Menurut juru bicara perusahaan tersebut, satu firma AI, yang ingin tetap anonim, telah mendaftar untuk menggunakan kumpulan data yang berafiliasi dengan Symphonic, dan di masa mendatang, kumpulan data tersebut kemungkinan akan digunakan oleh lebih banyak lagi. Seniman yang ingin berpartisipasi hanya dapat ikut serta jika mereka sepenuhnya mengendalikan penerbitan dan rekaman mereka sendiri untuk memastikan tidak ada masalah hak cipta.
Lisensi yang dibuat antara perusahaan AI, Musical AI, dan Symphonic akan bervariasi, tetapi pada akhirnya lisensi tersebut akan menetapkan persentase tertentu dari pendapatan yang dihasilkan akan menjadi milik pemegang hak yang terwakili dalam kumpulan data. Musical AI akan membuat laporan atribusi yang merinci bagaimana setiap lagu dalam kumpulan data digunakan oleh perusahaan AI, dan kemudian perusahaan AI akan membayar pemegang hak secara langsung atau melalui Musical AI, tergantung pada seperti apa kesepakatan mereka.
“Katalog Symphonic memiliki nilai yang jelas bagi perusahaan AI yang membutuhkan musik yang luar biasa dari artis yang bersemangat dan representasi genre dan suara yang luas,” kata Adell. “Kami sangat senang menjadikan mereka mitra pemegang hak utama pertama kami.”

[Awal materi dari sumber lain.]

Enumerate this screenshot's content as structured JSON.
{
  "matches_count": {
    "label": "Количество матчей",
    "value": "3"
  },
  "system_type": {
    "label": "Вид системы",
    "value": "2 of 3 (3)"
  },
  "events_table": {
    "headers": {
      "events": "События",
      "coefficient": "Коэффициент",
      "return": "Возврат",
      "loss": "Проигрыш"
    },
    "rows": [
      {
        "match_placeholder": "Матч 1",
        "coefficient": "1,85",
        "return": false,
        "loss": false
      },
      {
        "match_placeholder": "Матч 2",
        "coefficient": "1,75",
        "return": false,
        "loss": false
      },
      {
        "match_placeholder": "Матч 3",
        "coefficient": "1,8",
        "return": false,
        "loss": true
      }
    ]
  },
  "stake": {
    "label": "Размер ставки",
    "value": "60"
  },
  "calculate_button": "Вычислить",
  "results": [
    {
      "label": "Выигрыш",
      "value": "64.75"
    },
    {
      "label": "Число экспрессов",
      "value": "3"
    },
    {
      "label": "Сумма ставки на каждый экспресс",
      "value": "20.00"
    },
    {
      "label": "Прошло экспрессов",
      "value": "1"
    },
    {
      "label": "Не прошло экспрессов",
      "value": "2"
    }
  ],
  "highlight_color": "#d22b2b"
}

“Kami berusaha keras untuk menjadikan layanan kami yang paling canggih dalam bisnis ini untuk mendukung para artis kami. Namun, teknologi baru apa pun harus dapat bekerja untuk para artis dan klien kami — bukan melawan mereka,” imbuhnya. Jorge Breapendiri dan CEO Symphonic. “Dengan bermitra dengan Musical AI, kami membuka pendekatan yang benar-benar berkelanjutan terhadap AI generatif yang menghargai komunitas kami.”